また、サッカー協会の一員として、2011年6~7月に開催された第6回女子ワールドカップ(W杯)ドイツ大会にも帯同して、現地から選手の声を届けた。そのワールドカップで日本代表は初優勝を果たした。決勝のアメリカ戦は2―2の同点からPK戦にもつれこみ、3―1で勝利するという劇的な勝利。テレビや新聞で毎日のように報じられ、女子サッカー日本代表「なでしこジャパン」は、誰しもが知る存在になった。
ワールドカップ優勝後、帰国した選手たちは同年3月11日に発生した東日本大震災の被災地を訪れた。そこにも帯同した山田は、「あの試合に勇気づけられました。ありがとうございます」という声を数多く聞いたという。
「選手たちが優勝に向かって全力でプレーした姿が、多くの人の心を動かし、感動を呼びました。被災地で実際に感謝の声を聞いたとき、スポーツは人々に夢と希望を与えられる素晴らしいものだなと、改めて思いました」
その後、山田はチームとより近い立場で仕事をしたいと思い、翌年のロンドンオリンピック後にサッカー協会を退職。フリーのカメラマンとして、地元のプロサッカーチームの写真を撮る仕事をする。やがて、写真のみならずライターの仕事も任されるようになり、スポーツライターへと転身した。
バスケにはアリーナスポーツならではの魅力がある
スポーツライターとして活動を続けていた山田がバスケットボールと出会ったのは、WEBディレクター時代に仕事をしたことのある知人がきっかけだった。その知人を介して、『シーホース三河』から記事を書いてほしいと依頼を受けた。バスケットボールは観戦したこともなかったので、最初は断ろうと思ったが、知人の誘いに乗って一度観に行くことにした。

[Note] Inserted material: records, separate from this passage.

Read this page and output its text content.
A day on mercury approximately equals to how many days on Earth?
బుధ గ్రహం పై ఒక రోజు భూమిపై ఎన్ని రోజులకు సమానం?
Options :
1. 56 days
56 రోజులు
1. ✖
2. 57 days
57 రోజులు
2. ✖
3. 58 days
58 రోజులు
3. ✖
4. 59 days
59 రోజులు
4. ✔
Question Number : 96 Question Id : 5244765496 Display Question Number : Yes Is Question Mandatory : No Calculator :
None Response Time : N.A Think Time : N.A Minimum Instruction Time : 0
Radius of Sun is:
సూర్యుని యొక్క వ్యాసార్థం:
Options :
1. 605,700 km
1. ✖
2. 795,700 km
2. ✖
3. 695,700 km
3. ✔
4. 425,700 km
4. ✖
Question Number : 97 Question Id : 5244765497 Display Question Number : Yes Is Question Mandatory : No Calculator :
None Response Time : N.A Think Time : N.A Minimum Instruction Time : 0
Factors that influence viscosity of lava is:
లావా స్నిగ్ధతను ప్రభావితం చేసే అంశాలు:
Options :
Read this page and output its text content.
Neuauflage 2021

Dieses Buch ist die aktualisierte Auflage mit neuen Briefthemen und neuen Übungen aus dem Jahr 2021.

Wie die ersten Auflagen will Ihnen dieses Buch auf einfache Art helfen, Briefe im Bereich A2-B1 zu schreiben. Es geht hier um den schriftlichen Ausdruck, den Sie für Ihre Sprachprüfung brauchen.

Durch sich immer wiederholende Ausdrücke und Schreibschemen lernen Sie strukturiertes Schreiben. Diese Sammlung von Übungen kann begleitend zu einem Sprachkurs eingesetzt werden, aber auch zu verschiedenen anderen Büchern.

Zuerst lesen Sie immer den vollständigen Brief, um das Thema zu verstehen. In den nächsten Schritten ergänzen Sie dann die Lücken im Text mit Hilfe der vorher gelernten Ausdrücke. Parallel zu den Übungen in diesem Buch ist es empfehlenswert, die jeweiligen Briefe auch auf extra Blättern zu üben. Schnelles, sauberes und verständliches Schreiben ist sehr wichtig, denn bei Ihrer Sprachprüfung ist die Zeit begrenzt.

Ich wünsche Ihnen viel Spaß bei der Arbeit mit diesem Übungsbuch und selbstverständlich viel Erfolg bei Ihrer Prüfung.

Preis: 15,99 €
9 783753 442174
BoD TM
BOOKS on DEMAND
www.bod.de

「試合を観たら、サッカーとは違う楽しさがありました。特に、試合の合間のショータイムでおこなわれていた、炎や照明を使ったり、音楽で盛り上げていたりという演出が面白かったです。チアリーダーが中心となって、応援の一体感を作っているのも印象的でした。あとは観客席とコートが近いので、目の前で2メートル近い選手がプレーをしているのは迫力がありましたね。どれもアリーナスポーツだからこその魅力です」
山田はバスケットボールに魅せられたものの、仕事として携わるのはまた別の話だと思った。しかし、せっかくチャンスをいただいたのだから試しに1本だけ書いてみることに。そこからシーホース三河との縁が続き、気づけばバスケットボールがメインのスポーツライターになっていた。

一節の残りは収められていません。